If $(P,\leq)$ is a pre-odered set (that is, $\leq$ is a reflexive and transitive relation) and $x\in P$, we set $(\uparrow_{\leq} x) = \{p\in P: p\geq x\}$ and $(\downarrow_{\leq} x) = \{p\in P: p\leq x\}$.

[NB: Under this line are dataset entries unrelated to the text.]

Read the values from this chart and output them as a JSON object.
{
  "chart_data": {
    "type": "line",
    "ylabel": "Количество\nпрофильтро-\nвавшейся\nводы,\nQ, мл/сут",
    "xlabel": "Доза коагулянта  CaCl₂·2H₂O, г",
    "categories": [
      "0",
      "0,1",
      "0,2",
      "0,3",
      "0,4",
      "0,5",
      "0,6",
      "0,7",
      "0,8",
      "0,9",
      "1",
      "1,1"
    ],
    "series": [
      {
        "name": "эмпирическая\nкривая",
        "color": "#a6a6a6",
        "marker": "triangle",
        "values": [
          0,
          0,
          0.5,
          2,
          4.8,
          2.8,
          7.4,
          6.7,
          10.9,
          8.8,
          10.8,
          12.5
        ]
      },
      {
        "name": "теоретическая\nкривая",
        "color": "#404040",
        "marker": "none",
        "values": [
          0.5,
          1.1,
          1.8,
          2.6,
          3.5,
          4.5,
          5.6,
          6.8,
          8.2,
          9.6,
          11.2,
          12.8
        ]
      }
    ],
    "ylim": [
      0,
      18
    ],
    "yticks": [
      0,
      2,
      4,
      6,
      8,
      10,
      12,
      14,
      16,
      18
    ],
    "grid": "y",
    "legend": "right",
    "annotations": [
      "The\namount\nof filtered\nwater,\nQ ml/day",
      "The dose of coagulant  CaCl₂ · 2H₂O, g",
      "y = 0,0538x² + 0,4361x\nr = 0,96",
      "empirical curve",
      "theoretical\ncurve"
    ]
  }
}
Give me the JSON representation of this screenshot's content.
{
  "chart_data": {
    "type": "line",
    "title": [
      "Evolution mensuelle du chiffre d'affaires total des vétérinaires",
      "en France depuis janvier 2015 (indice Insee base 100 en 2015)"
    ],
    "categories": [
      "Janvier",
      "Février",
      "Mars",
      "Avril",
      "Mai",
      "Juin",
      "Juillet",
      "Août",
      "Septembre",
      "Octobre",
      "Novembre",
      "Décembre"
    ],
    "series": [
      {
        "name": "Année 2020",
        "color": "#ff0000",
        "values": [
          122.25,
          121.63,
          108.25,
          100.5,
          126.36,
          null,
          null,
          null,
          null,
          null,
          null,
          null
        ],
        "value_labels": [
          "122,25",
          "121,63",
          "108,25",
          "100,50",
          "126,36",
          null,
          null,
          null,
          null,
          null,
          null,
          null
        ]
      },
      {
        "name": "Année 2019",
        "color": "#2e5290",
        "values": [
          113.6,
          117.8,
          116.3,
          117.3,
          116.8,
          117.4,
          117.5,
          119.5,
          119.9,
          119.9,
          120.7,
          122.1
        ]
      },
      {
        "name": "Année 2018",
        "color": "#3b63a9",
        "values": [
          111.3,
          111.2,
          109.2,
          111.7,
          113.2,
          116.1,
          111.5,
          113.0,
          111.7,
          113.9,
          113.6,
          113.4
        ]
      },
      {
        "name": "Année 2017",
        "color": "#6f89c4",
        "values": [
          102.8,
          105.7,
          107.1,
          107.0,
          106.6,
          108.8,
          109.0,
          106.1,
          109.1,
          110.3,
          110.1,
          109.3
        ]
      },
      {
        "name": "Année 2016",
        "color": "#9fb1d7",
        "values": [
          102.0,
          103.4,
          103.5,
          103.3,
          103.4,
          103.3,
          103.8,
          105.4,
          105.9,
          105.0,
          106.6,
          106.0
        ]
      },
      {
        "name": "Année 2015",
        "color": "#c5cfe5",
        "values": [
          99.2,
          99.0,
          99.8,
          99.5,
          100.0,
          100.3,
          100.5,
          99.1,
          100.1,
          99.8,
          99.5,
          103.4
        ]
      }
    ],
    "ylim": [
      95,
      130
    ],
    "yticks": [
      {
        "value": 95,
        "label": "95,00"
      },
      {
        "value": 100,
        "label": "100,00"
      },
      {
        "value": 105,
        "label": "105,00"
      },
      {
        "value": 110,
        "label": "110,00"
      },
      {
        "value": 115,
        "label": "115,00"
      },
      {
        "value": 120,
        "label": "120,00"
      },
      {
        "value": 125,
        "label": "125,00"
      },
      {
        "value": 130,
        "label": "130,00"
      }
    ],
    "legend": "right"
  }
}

Let $\text{NPU}(\omega)$ be the set of non-principal ultafilters on $\omega$. The *Rudin-Keisler preorder* on $\text{NPU}(\omega)$ is defined by
$${\cal U} \leq_{RK} {\cal V} :\Leftrightarrow (\exists f:\omega\to\omega)(\forall U\in{\cal U}) f^{-1}(U)\in {\cal V} .$$

The *Wallman topology* on $\text{NPU}(\omega)$ is defined as follows: For $A\subseteq \omega$ set $\Phi_A = \{{\cal U} \in \text{NPU}(\omega): A\in{\cal U}\}$. Then $${\frak S} = \big\{\text{NPU}(\omega) \setminus \Phi_A: A\subseteq \omega\big\}$$ is a subbasis for the Wallman topology on $\text{NPU}(\omega)$.

**Question.** Pick any ${\cal U}\in \text{NPU}(\omega)$. Are $(\downarrow_{\leq_{RK}} {\cal U})$ and $(\uparrow_{\leq_{RK}} {\cal U})$ closed in the Wallman topology on $\text{NPU}(\omega)$?

(Note. This would imply that the Wallman topology contains the interval topology of $(\text{NPU}(\omega), \leq_{RK})$.)